Questions: Analysis of Cables and Suspension Systems
5 questions to test your understanding
Score: 0 / 5
Question 1 Multiple Choice
A symmetric suspension bridge cable hangs between two towers with a uniformly distributed deck load. You have calculated the horizontal tension T₀ at the lowest point. Where is the total cable tension T greatest?
AAt the midpoint (lowest point) of the cable, where the vertical load is most concentrated
BAt the quarter-span points, where bending stress is typically maximum in beams
CAt the supports (top of the towers), where the cable angle is steepest
DTotal tension is constant throughout because horizontal tension is constant
Total cable tension at any point is T = T₀/cos(θ), where θ is the angle of the cable from horizontal. At the lowest point, θ = 0 and T = T₀ (minimum tension). As you move toward the supports, the cable angle steepens, cos(θ) decreases, and T increases. Maximum tension always occurs at the supports where the cable is steepest. This is a common error: students confuse 'constant horizontal tension' with 'constant total tension.' Only the horizontal component is constant — the total tension varies with slope.

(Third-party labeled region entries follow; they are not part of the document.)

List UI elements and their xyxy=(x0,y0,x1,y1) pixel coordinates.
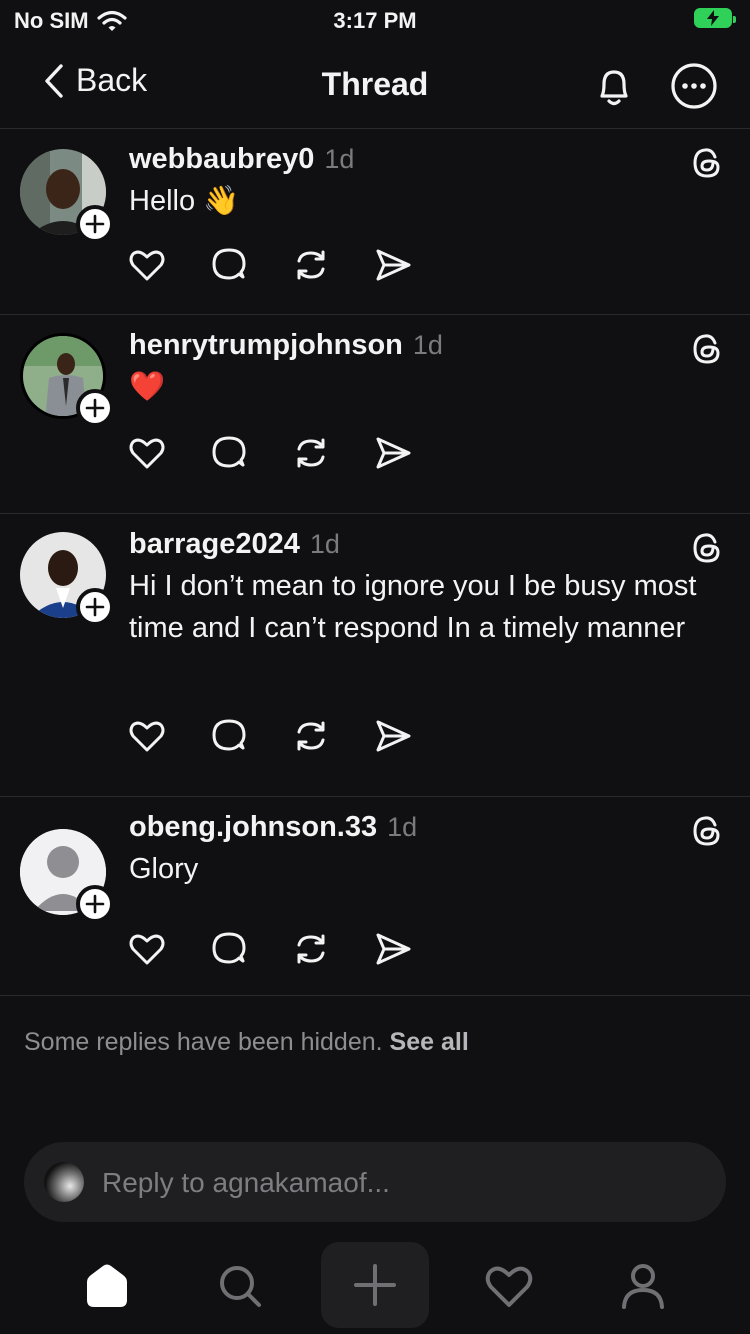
status-time: 3:17 PM xyxy=(333,8,417,33)
threads-logo-icon xyxy=(693,334,720,364)
reply-text: Hi I don’t mean to ignore you I be busy … xyxy=(129,570,697,644)
thread-reply-list: webbaubrey0 1d Hello 👋 henrytrumpjohnson… xyxy=(0,129,750,996)
tab-create[interactable] xyxy=(321,1242,429,1328)
threads-logo-icon xyxy=(693,148,720,178)
timestamp: 1d xyxy=(387,812,418,842)
heart-icon[interactable] xyxy=(127,929,167,969)
search-icon xyxy=(220,1266,261,1307)
heart-icon[interactable] xyxy=(127,245,167,285)
reply-content: barrage2024 1d Hi I don’t mean to ignore… xyxy=(129,528,696,649)
reply-actions xyxy=(127,245,413,285)
share-send-icon[interactable] xyxy=(373,245,413,285)
home-icon xyxy=(87,1264,127,1307)
username[interactable]: henrytrumpjohnson xyxy=(129,329,403,362)
reply-actions xyxy=(127,929,413,969)
heart-icon xyxy=(485,1266,533,1307)
comment-icon[interactable] xyxy=(209,929,249,969)
bottom-tab-bar xyxy=(0,1240,750,1334)
reply-header: barrage2024 1d xyxy=(129,528,680,561)
timestamp: 1d xyxy=(309,529,340,559)
status-bar: No SIM 3:17 PM xyxy=(0,0,750,40)
threads-logo-icon xyxy=(693,533,720,563)
tab-home[interactable] xyxy=(77,1256,137,1316)
reply-actions xyxy=(127,433,413,473)
plus-icon xyxy=(354,1264,396,1306)
reply-item[interactable]: obeng.johnson.33 1d Glory xyxy=(0,797,750,996)
tab-profile[interactable] xyxy=(613,1256,673,1316)
status-right xyxy=(694,8,736,28)
hidden-replies-notice: Some replies have been hidden. See all xyxy=(24,1028,469,1057)
tab-search[interactable] xyxy=(210,1256,270,1316)
follow-plus-icon[interactable] xyxy=(76,885,114,923)
nav-bar: Back Thread xyxy=(0,40,750,129)
avatar-container[interactable] xyxy=(20,333,114,427)
avatar-container[interactable] xyxy=(20,149,114,243)
follow-plus-icon[interactable] xyxy=(76,389,114,427)
timestamp: 1d xyxy=(324,144,355,174)
tab-activity[interactable] xyxy=(479,1256,539,1316)
repost-icon[interactable] xyxy=(291,716,331,756)
more-options-icon[interactable] xyxy=(670,62,718,110)
share-send-icon[interactable] xyxy=(373,716,413,756)
reply-item[interactable]: barrage2024 1d Hi I don’t mean to ignore… xyxy=(0,514,750,797)
avatar-container[interactable] xyxy=(20,829,114,923)
reply-text: Glory xyxy=(129,853,199,885)
username[interactable]: webbaubrey0 xyxy=(129,143,314,176)
reply-text: ❤️ xyxy=(129,371,166,403)
battery-charging-icon xyxy=(694,8,736,28)
follow-plus-icon[interactable] xyxy=(76,205,114,243)
reply-actions xyxy=(127,716,413,756)
threads-logo-icon xyxy=(693,816,720,846)
reply-input[interactable] xyxy=(100,1160,694,1206)
repost-icon[interactable] xyxy=(291,245,331,285)
comment-icon[interactable] xyxy=(209,433,249,473)
share-send-icon[interactable] xyxy=(373,929,413,969)
username[interactable]: obeng.johnson.33 xyxy=(129,811,377,844)
reply-header: obeng.johnson.33 1d xyxy=(129,811,680,844)
reply-item[interactable]: webbaubrey0 1d Hello 👋 xyxy=(0,129,750,315)
reply-header: webbaubrey0 1d xyxy=(129,143,680,176)
username[interactable]: barrage2024 xyxy=(129,528,300,561)
see-all-link[interactable]: See all xyxy=(390,1028,469,1056)
heart-icon[interactable] xyxy=(127,433,167,473)
bell-icon[interactable] xyxy=(590,62,638,110)
comment-icon[interactable] xyxy=(209,245,249,285)
follow-plus-icon[interactable] xyxy=(76,588,114,626)
repost-icon[interactable] xyxy=(291,929,331,969)
reply-item[interactable]: henrytrumpjohnson 1d ❤️ xyxy=(0,315,750,514)
share-send-icon[interactable] xyxy=(373,433,413,473)
heart-icon[interactable] xyxy=(127,716,167,756)
reply-header: henrytrumpjohnson 1d xyxy=(129,329,680,362)
reply-content: webbaubrey0 1d Hello 👋 xyxy=(129,143,680,222)
timestamp: 1d xyxy=(412,330,443,360)
reply-content: henrytrumpjohnson 1d ❤️ xyxy=(129,329,680,408)
reply-text: Hello 👋 xyxy=(129,185,240,217)
profile-icon xyxy=(622,1264,664,1309)
reply-composer[interactable] xyxy=(24,1142,726,1222)
repost-icon[interactable] xyxy=(291,433,331,473)
comment-icon[interactable] xyxy=(209,716,249,756)
hidden-replies-text: Some replies have been hidden. xyxy=(24,1028,383,1056)
avatar-container[interactable] xyxy=(20,532,114,626)
reply-content: obeng.johnson.33 1d Glory xyxy=(129,811,680,890)
current-user-avatar xyxy=(44,1162,84,1202)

Question 2 Multiple Choice
A cable supports three point loads hanging at equal horizontal spacings. To find the tension in the middle segment, you should:
AApply the parabolic cable formula y = x²w/(2T₀) using the distributed load equivalent
BUse the catenary equation since the cable's own weight dominates with point loads
CCut the cable at the middle segment, draw a free-body diagram, and apply ΣFx = 0, ΣFy = 0 using the known geometry and support reactions
DSet the middle segment tension equal to T₀ because horizontal tension is constant
For cables with discrete point loads, each segment is straight and the analysis uses equilibrium on free-body diagrams, not continuous load formulas. You find support reactions first using overall equilibrium, then cut at each segment and apply the equilibrium equations. The horizontal component of tension is constant across segments, but the segment angle changes at each load point — so you must use the actual geometry (angles) to find total tensions. Parabolic and catenary formulas apply to continuously distributed loads, not point loads.
Question 3 True / False
The horizontal component of tension is the same at every point along a cable, regardless of loading type or cable shape.
TTrue
FFalse
Answer: True
This is the fundamental result of cable analysis. Because a flexible cable can carry no bending moment or shear — only tension along its tangent — applying ΣFx = 0 to any free-body diagram cut anywhere along the cable always yields the same horizontal tension T₀. This is true for parabolic cables (uniform horizontal load), catenary cables (self-weight), and piecewise-linear cables (point loads). The shape changes, but the horizontal component is invariant throughout.
Question 4 True / False
A cable hanging under its own weight takes a parabolic shape because the self-weight is uniformly distributed per unit horizontal distance.
TTrue
FFalse
Answer: False
This is a common confusion between two physically different loading cases. A cable under its own weight hangs in a **catenary** — a hyperbolic cosine curve — because self-weight is distributed uniformly along the arc length of the cable, not per unit horizontal distance. A **parabola** results when the load is uniform per unit horizontal distance, which is the case for a suspension bridge deck where the hangers are evenly spaced horizontally. For small sag-to-span ratios, a catenary is well-approximated by a parabola, which is why the distinction is sometimes glossed over in engineering practice.
Question 5 Short Answer
Why does knowing the horizontal tension T₀ at one point (like the cable's lowest point) allow you to find the total tension at any other point along the cable?
Think about your answer, then reveal below.
Model answer: Because the horizontal component of tension is constant throughout the cable, T₀ measured at any one point equals T₀ everywhere. The total tension at any other point is T = T₀/cos(θ), where θ is the cable's slope angle at that point. So once you know T₀ — typically from the geometry at the lowest point where the cable is horizontal and θ = 0 — you can find the tension anywhere by determining the local slope angle. This makes T₀ the anchor of the entire solution: all other tensions, geometry, and load relationships flow from this single quantity.
The invariance of horizontal tension is a direct consequence of the cable being unable to carry bending moment. Every free-body diagram cut, regardless of location, yields ΣFx = 0 with the same T₀. This transforms a seemingly complex distributed problem into a structured calculation: find T₀ from geometry at a convenient point, then derive all other quantities from it.